Professor Marciniak said: “If an individual has Birt-Hogg-Dubé syndrome, then it’s very important that we’re able to diagnose it, because they and their family members may also be at risk of kidney cancer.
“The good news is that the punctured lung usually happens 10 to 20 years before the individual shows symptoms of kidney cancer, so we can keep an eye on them, screen them every year, and if we see the tumour, it should still be early enough to cure it.”
Professor Marciniak said he was surprised to discover that the risk of kidney cancer was so much lower in carriers of the faulty FLCN gene who have not been diagnosed with Birt-Hogg-Dubé syndrome.

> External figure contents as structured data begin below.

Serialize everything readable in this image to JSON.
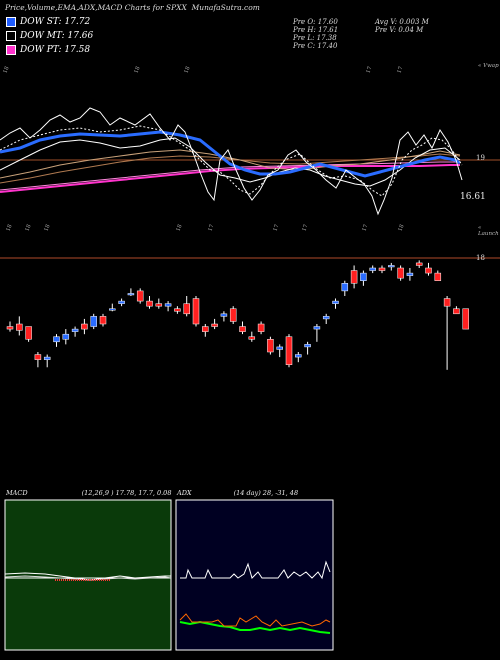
{
  "header": {
    "title": "Price,Volume,EMA,ADX,MACD Charts for SPXX",
    "site": "MunafaSutra.com"
  },
  "legend": [
    {
      "label": "DOW ST: 17.72",
      "color": "#1f5cff"
    },
    {
      "label": "DOW MT: 17.66",
      "color": "#000000"
    },
    {
      "label": "DOW PT: 17.58",
      "color": "#ff33cc"
    }
  ],
  "stats": {
    "col1": [
      "Pre   O: 17.60",
      "Pre   H: 17.61",
      "Pre   L: 17.38",
      "Pre   C: 17.40"
    ],
    "col2": [
      "Avg V: 0.003 M",
      "Pre   V: 0.04  M"
    ]
  },
  "labels": {
    "top_right": "« Vwap",
    "mid_right": "« Launch",
    "ema_level": "19",
    "ema_low": "16.61",
    "price_level": "18"
  },
  "top_ticks": [
    "18",
    "18",
    "18",
    "17",
    "17"
  ],
  "mid_ticks": [
    "18",
    "18",
    "18",
    "18",
    "17",
    "17",
    "17",
    "17",
    "18"
  ],
  "macd_panel": {
    "title": "MACD",
    "params": "(12,26,9 ) 17.78,  17.7,  0.08"
  },
  "adx_panel": {
    "title": "ADX",
    "params": "(14 day) 28, -31, 48"
  },
  "chart_data": {
    "type": "candlestick",
    "candles": [
      {
        "o": 17.62,
        "h": 17.66,
        "l": 17.58,
        "c": 17.6
      },
      {
        "o": 17.64,
        "h": 17.7,
        "l": 17.55,
        "c": 17.59
      },
      {
        "o": 17.62,
        "h": 17.62,
        "l": 17.5,
        "c": 17.52
      },
      {
        "o": 17.4,
        "h": 17.42,
        "l": 17.3,
        "c": 17.36
      },
      {
        "o": 17.36,
        "h": 17.4,
        "l": 17.3,
        "c": 17.38
      },
      {
        "o": 17.5,
        "h": 17.56,
        "l": 17.46,
        "c": 17.54
      },
      {
        "o": 17.52,
        "h": 17.6,
        "l": 17.48,
        "c": 17.56
      },
      {
        "o": 17.58,
        "h": 17.62,
        "l": 17.54,
        "c": 17.6
      },
      {
        "o": 17.64,
        "h": 17.68,
        "l": 17.56,
        "c": 17.6
      },
      {
        "o": 17.62,
        "h": 17.72,
        "l": 17.6,
        "c": 17.7
      },
      {
        "o": 17.7,
        "h": 17.72,
        "l": 17.62,
        "c": 17.64
      },
      {
        "o": 17.76,
        "h": 17.8,
        "l": 17.74,
        "c": 17.76
      },
      {
        "o": 17.8,
        "h": 17.84,
        "l": 17.78,
        "c": 17.82
      },
      {
        "o": 17.88,
        "h": 17.92,
        "l": 17.86,
        "c": 17.88
      },
      {
        "o": 17.9,
        "h": 17.92,
        "l": 17.8,
        "c": 17.82
      },
      {
        "o": 17.82,
        "h": 17.86,
        "l": 17.76,
        "c": 17.78
      },
      {
        "o": 17.8,
        "h": 17.84,
        "l": 17.76,
        "c": 17.78
      },
      {
        "o": 17.78,
        "h": 17.82,
        "l": 17.74,
        "c": 17.8
      },
      {
        "o": 17.76,
        "h": 17.78,
        "l": 17.72,
        "c": 17.74
      },
      {
        "o": 17.8,
        "h": 17.86,
        "l": 17.7,
        "c": 17.72
      },
      {
        "o": 17.84,
        "h": 17.86,
        "l": 17.62,
        "c": 17.64
      },
      {
        "o": 17.62,
        "h": 17.64,
        "l": 17.54,
        "c": 17.58
      },
      {
        "o": 17.64,
        "h": 17.68,
        "l": 17.6,
        "c": 17.62
      },
      {
        "o": 17.7,
        "h": 17.74,
        "l": 17.66,
        "c": 17.72
      },
      {
        "o": 17.76,
        "h": 17.78,
        "l": 17.64,
        "c": 17.66
      },
      {
        "o": 17.62,
        "h": 17.66,
        "l": 17.56,
        "c": 17.58
      },
      {
        "o": 17.54,
        "h": 17.58,
        "l": 17.5,
        "c": 17.52
      },
      {
        "o": 17.64,
        "h": 17.66,
        "l": 17.56,
        "c": 17.58
      },
      {
        "o": 17.52,
        "h": 17.54,
        "l": 17.4,
        "c": 17.42
      },
      {
        "o": 17.44,
        "h": 17.48,
        "l": 17.38,
        "c": 17.46
      },
      {
        "o": 17.54,
        "h": 17.56,
        "l": 17.3,
        "c": 17.32
      },
      {
        "o": 17.38,
        "h": 17.42,
        "l": 17.34,
        "c": 17.4
      },
      {
        "o": 17.46,
        "h": 17.5,
        "l": 17.4,
        "c": 17.48
      },
      {
        "o": 17.6,
        "h": 17.64,
        "l": 17.5,
        "c": 17.62
      },
      {
        "o": 17.68,
        "h": 17.72,
        "l": 17.64,
        "c": 17.7
      },
      {
        "o": 17.8,
        "h": 17.84,
        "l": 17.76,
        "c": 17.82
      },
      {
        "o": 17.9,
        "h": 17.98,
        "l": 17.86,
        "c": 17.96
      },
      {
        "o": 18.06,
        "h": 18.1,
        "l": 17.92,
        "c": 17.96
      },
      {
        "o": 17.98,
        "h": 18.06,
        "l": 17.94,
        "c": 18.04
      },
      {
        "o": 18.06,
        "h": 18.1,
        "l": 18.04,
        "c": 18.08
      },
      {
        "o": 18.08,
        "h": 18.1,
        "l": 18.04,
        "c": 18.06
      },
      {
        "o": 18.1,
        "h": 18.12,
        "l": 18.06,
        "c": 18.1
      },
      {
        "o": 18.08,
        "h": 18.1,
        "l": 17.98,
        "c": 18.0
      },
      {
        "o": 18.02,
        "h": 18.08,
        "l": 17.98,
        "c": 18.04
      },
      {
        "o": 18.12,
        "h": 18.14,
        "l": 18.08,
        "c": 18.1
      },
      {
        "o": 18.08,
        "h": 18.12,
        "l": 18.02,
        "c": 18.04
      },
      {
        "o": 18.04,
        "h": 18.06,
        "l": 17.98,
        "c": 17.98
      },
      {
        "o": 17.84,
        "h": 17.86,
        "l": 17.28,
        "c": 17.78
      },
      {
        "o": 17.76,
        "h": 17.78,
        "l": 17.72,
        "c": 17.72
      },
      {
        "o": 17.76,
        "h": 17.76,
        "l": 17.6,
        "c": 17.6
      }
    ],
    "price_range": [
      17.2,
      18.3
    ]
  }
}
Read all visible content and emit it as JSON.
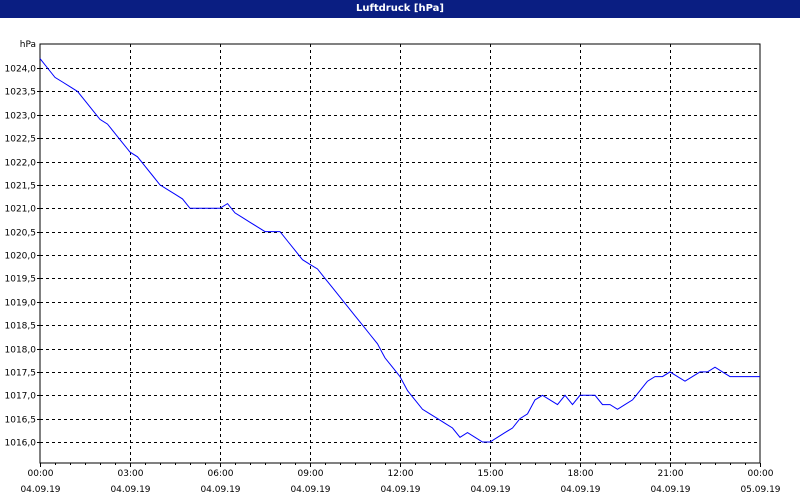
{
  "window": {
    "title": "Luftdruck [hPa]"
  },
  "colors": {
    "titlebar": "#0a1e82",
    "line": "#0000ff",
    "grid": "#000000"
  },
  "chart_data": {
    "type": "line",
    "title": "Luftdruck [hPa]",
    "ylabel": "hPa",
    "xlabel": "",
    "ylim": [
      1016.0,
      1024.0
    ],
    "xlim": [
      0,
      24
    ],
    "grid": true,
    "yticks": [
      "1024,0",
      "1023,5",
      "1023,0",
      "1022,5",
      "1022,0",
      "1021,5",
      "1021,0",
      "1020,5",
      "1020,0",
      "1019,5",
      "1019,0",
      "1018,5",
      "1018,0",
      "1017,5",
      "1017,0",
      "1016,5",
      "1016,0"
    ],
    "xticks": [
      {
        "time": "00:00",
        "date": "04.09.19"
      },
      {
        "time": "03:00",
        "date": "04.09.19"
      },
      {
        "time": "06:00",
        "date": "04.09.19"
      },
      {
        "time": "09:00",
        "date": "04.09.19"
      },
      {
        "time": "12:00",
        "date": "04.09.19"
      },
      {
        "time": "15:00",
        "date": "04.09.19"
      },
      {
        "time": "18:00",
        "date": "04.09.19"
      },
      {
        "time": "21:00",
        "date": "04.09.19"
      },
      {
        "time": "00:00",
        "date": "05.09.19"
      }
    ],
    "series": [
      {
        "x": [
          0,
          0.25,
          0.5,
          0.75,
          1.0,
          1.25,
          1.5,
          1.75,
          2.0,
          2.25,
          2.5,
          2.75,
          3.0,
          3.25,
          3.5,
          3.75,
          4.0,
          4.25,
          4.5,
          4.75,
          5.0,
          5.25,
          5.5,
          5.75,
          6.0,
          6.25,
          6.5,
          6.75,
          7.0,
          7.25,
          7.5,
          7.75,
          8.0,
          8.25,
          8.5,
          8.75,
          9.0,
          9.25,
          9.5,
          9.75,
          10.0,
          10.25,
          10.5,
          10.75,
          11.0,
          11.25,
          11.5,
          11.75,
          12.0,
          12.25,
          12.5,
          12.75,
          13.0,
          13.25,
          13.5,
          13.75,
          14.0,
          14.25,
          14.5,
          14.75,
          15.0,
          15.25,
          15.5,
          15.75,
          16.0,
          16.25,
          16.5,
          16.75,
          17.0,
          17.25,
          17.5,
          17.75,
          18.0,
          18.25,
          18.5,
          18.75,
          19.0,
          19.25,
          19.5,
          19.75,
          20.0,
          20.25,
          20.5,
          20.75,
          21.0,
          21.25,
          21.5,
          21.75,
          22.0,
          22.25,
          22.5,
          22.75,
          23.0,
          23.25,
          23.5,
          23.75,
          24.0
        ],
        "y": [
          1024.2,
          1024.0,
          1023.8,
          1023.7,
          1023.6,
          1023.5,
          1023.3,
          1023.1,
          1022.9,
          1022.8,
          1022.6,
          1022.4,
          1022.2,
          1022.1,
          1021.9,
          1021.7,
          1021.5,
          1021.4,
          1021.3,
          1021.2,
          1021.0,
          1021.0,
          1021.0,
          1021.0,
          1021.0,
          1021.1,
          1020.9,
          1020.8,
          1020.7,
          1020.6,
          1020.5,
          1020.5,
          1020.5,
          1020.3,
          1020.1,
          1019.9,
          1019.8,
          1019.7,
          1019.5,
          1019.3,
          1019.1,
          1018.9,
          1018.7,
          1018.5,
          1018.3,
          1018.1,
          1017.8,
          1017.6,
          1017.4,
          1017.1,
          1016.9,
          1016.7,
          1016.6,
          1016.5,
          1016.4,
          1016.3,
          1016.1,
          1016.2,
          1016.1,
          1016.0,
          1016.0,
          1016.1,
          1016.2,
          1016.3,
          1016.5,
          1016.6,
          1016.9,
          1017.0,
          1016.9,
          1016.8,
          1017.0,
          1016.8,
          1017.0,
          1017.0,
          1017.0,
          1016.8,
          1016.8,
          1016.7,
          1016.8,
          1016.9,
          1017.1,
          1017.3,
          1017.4,
          1017.4,
          1017.5,
          1017.4,
          1017.3,
          1017.4,
          1017.5,
          1017.5,
          1017.6,
          1017.5,
          1017.4,
          1017.4,
          1017.4,
          1017.4,
          1017.4
        ]
      }
    ]
  }
}
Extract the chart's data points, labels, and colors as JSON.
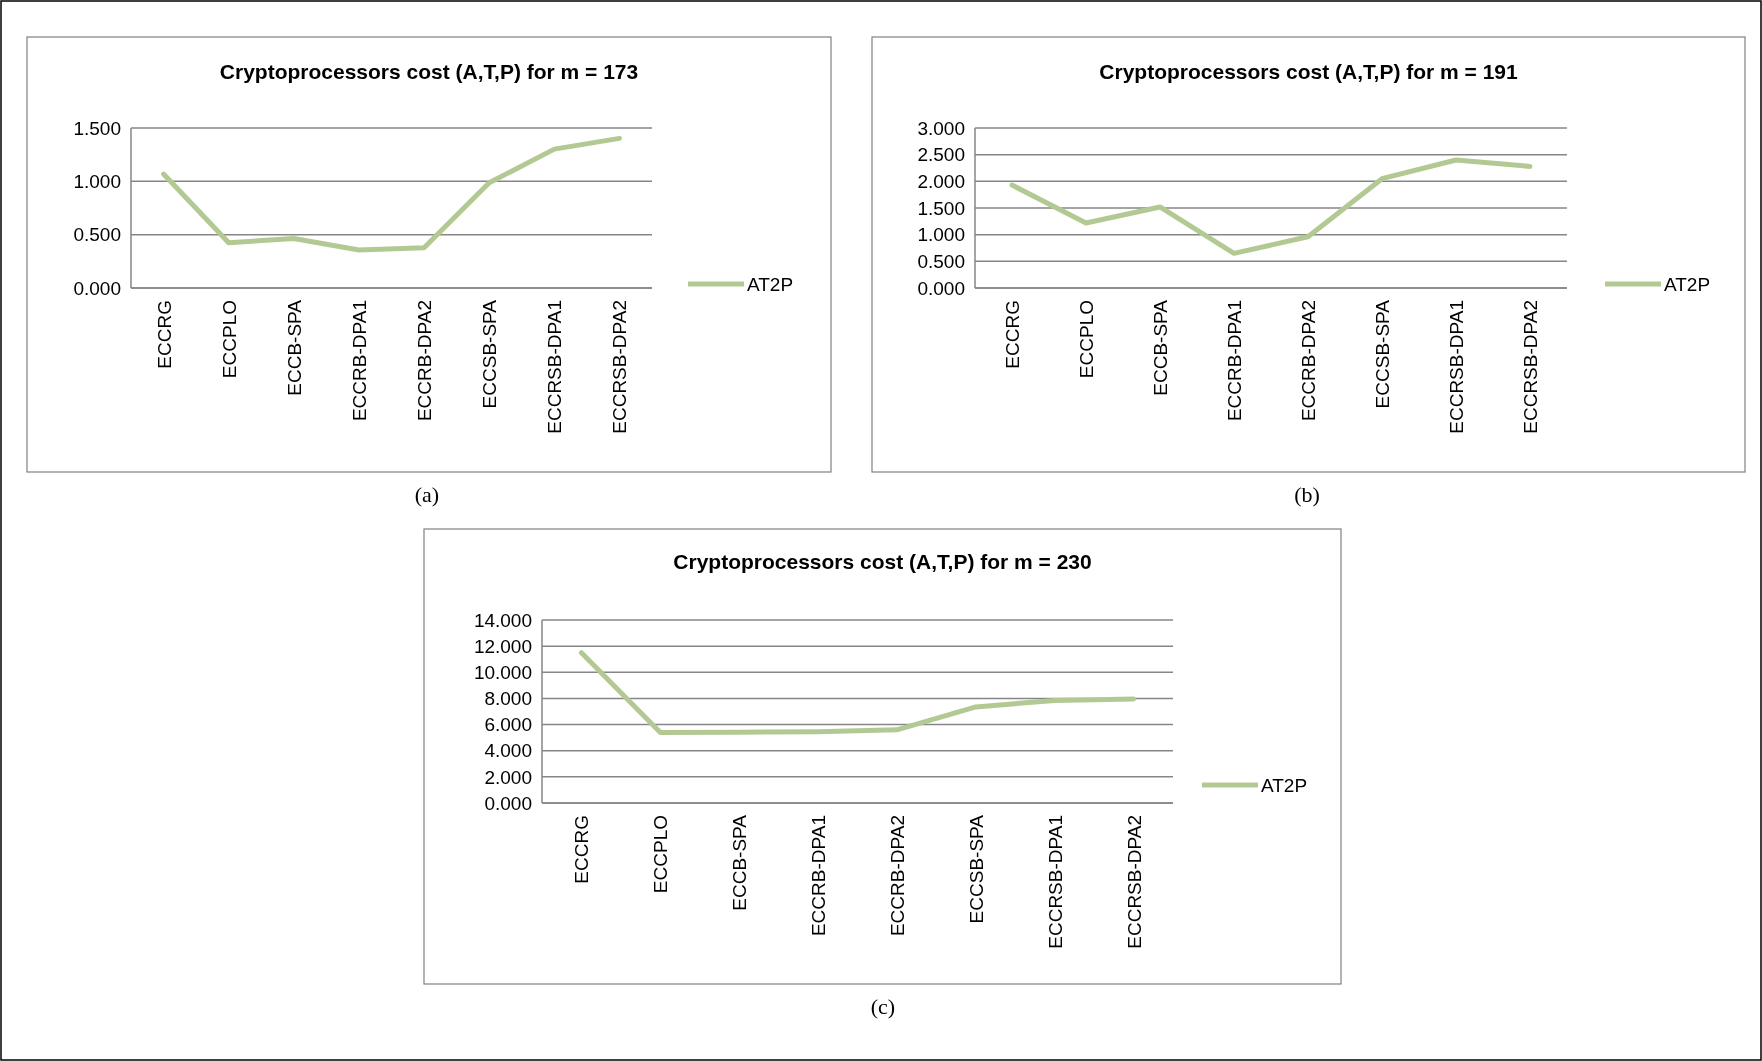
{
  "chart_data": [
    {
      "type": "line",
      "title": "Cryptoprocessors cost (A,T,P) for m = 173",
      "categories": [
        "ECCRG",
        "ECCPLO",
        "ECCB-SPA",
        "ECCRB-DPA1",
        "ECCRB-DPA2",
        "ECCSB-SPA",
        "ECCRSB-DPA1",
        "ECCRSB-DPA2"
      ],
      "series": [
        {
          "name": "AT2P",
          "color": "#b3c993",
          "values": [
            1.068,
            0.424,
            0.464,
            0.356,
            0.378,
            0.986,
            1.302,
            1.403
          ]
        }
      ],
      "ylim": [
        0,
        1.5
      ],
      "yticks": [
        {
          "value": 0,
          "label": "0.000"
        },
        {
          "value": 0.5,
          "label": "0.500"
        },
        {
          "value": 1,
          "label": "1.000"
        },
        {
          "value": 1.5,
          "label": "1.500"
        }
      ],
      "grid": "y",
      "legend": "right",
      "annotations": [
        "(a)"
      ]
    },
    {
      "type": "line",
      "title": "Cryptoprocessors cost (A,T,P) for m = 191",
      "categories": [
        "ECCRG",
        "ECCPLO",
        "ECCB-SPA",
        "ECCRB-DPA1",
        "ECCRB-DPA2",
        "ECCSB-SPA",
        "ECCRSB-DPA1",
        "ECCRSB-DPA2"
      ],
      "series": [
        {
          "name": "AT2P",
          "color": "#b3c993",
          "values": [
            1.93,
            1.22,
            1.52,
            0.65,
            0.96,
            2.05,
            2.4,
            2.28
          ]
        }
      ],
      "ylim": [
        0,
        3
      ],
      "yticks": [
        {
          "value": 0,
          "label": "0.000"
        },
        {
          "value": 0.5,
          "label": "0.500"
        },
        {
          "value": 1,
          "label": "1.000"
        },
        {
          "value": 1.5,
          "label": "1.500"
        },
        {
          "value": 2,
          "label": "2.000"
        },
        {
          "value": 2.5,
          "label": "2.500"
        },
        {
          "value": 3,
          "label": "3.000"
        }
      ],
      "grid": "y",
      "legend": "right",
      "annotations": [
        "(b)"
      ]
    },
    {
      "type": "line",
      "title": "Cryptoprocessors cost (A,T,P) for m = 230",
      "categories": [
        "ECCRG",
        "ECCPLO",
        "ECCB-SPA",
        "ECCRB-DPA1",
        "ECCRB-DPA2",
        "ECCSB-SPA",
        "ECCRSB-DPA1",
        "ECCRSB-DPA2"
      ],
      "series": [
        {
          "name": "AT2P",
          "color": "#b3c993",
          "values": [
            11.5,
            5.4,
            5.42,
            5.45,
            5.6,
            7.35,
            7.85,
            7.95
          ]
        }
      ],
      "ylim": [
        0,
        14
      ],
      "yticks": [
        {
          "value": 0,
          "label": "0.000"
        },
        {
          "value": 2,
          "label": "2.000"
        },
        {
          "value": 4,
          "label": "4.000"
        },
        {
          "value": 6,
          "label": "6.000"
        },
        {
          "value": 8,
          "label": "8.000"
        },
        {
          "value": 10,
          "label": "10.000"
        },
        {
          "value": 12,
          "label": "12.000"
        },
        {
          "value": 14,
          "label": "14.000"
        }
      ],
      "grid": "y",
      "legend": "right",
      "annotations": [
        "(c)"
      ]
    }
  ]
}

“Even though we’ve always thought of Birt-Hogg-Dubé syndrome as being caused by a single faulty gene, there’s something else going on,” Professor Marciniak said. “The Birt-Hogg-Dubé patients that we’ve been caring for and studying for the past couple of decades are not representative of when this gene is broken in the wider population. There must be something else about their genetic background interacting with the gene to cause the additional symptoms.”
The finding raised the question of whether, if an individual is found to have a faulty FLCN gene, they should be offered screening for kidney cancer. However, Professor Marciniak does not believe this will be necessary.
“With the increasing use of genetic testing, we will undoubtedly find more people with these mutations,” he said, “but unless we see the other tell-tale signs of Birt-Hogg-Dubé syndrome, our study shows there’s no reason to believe they’ll have the same elevated cancer risk.”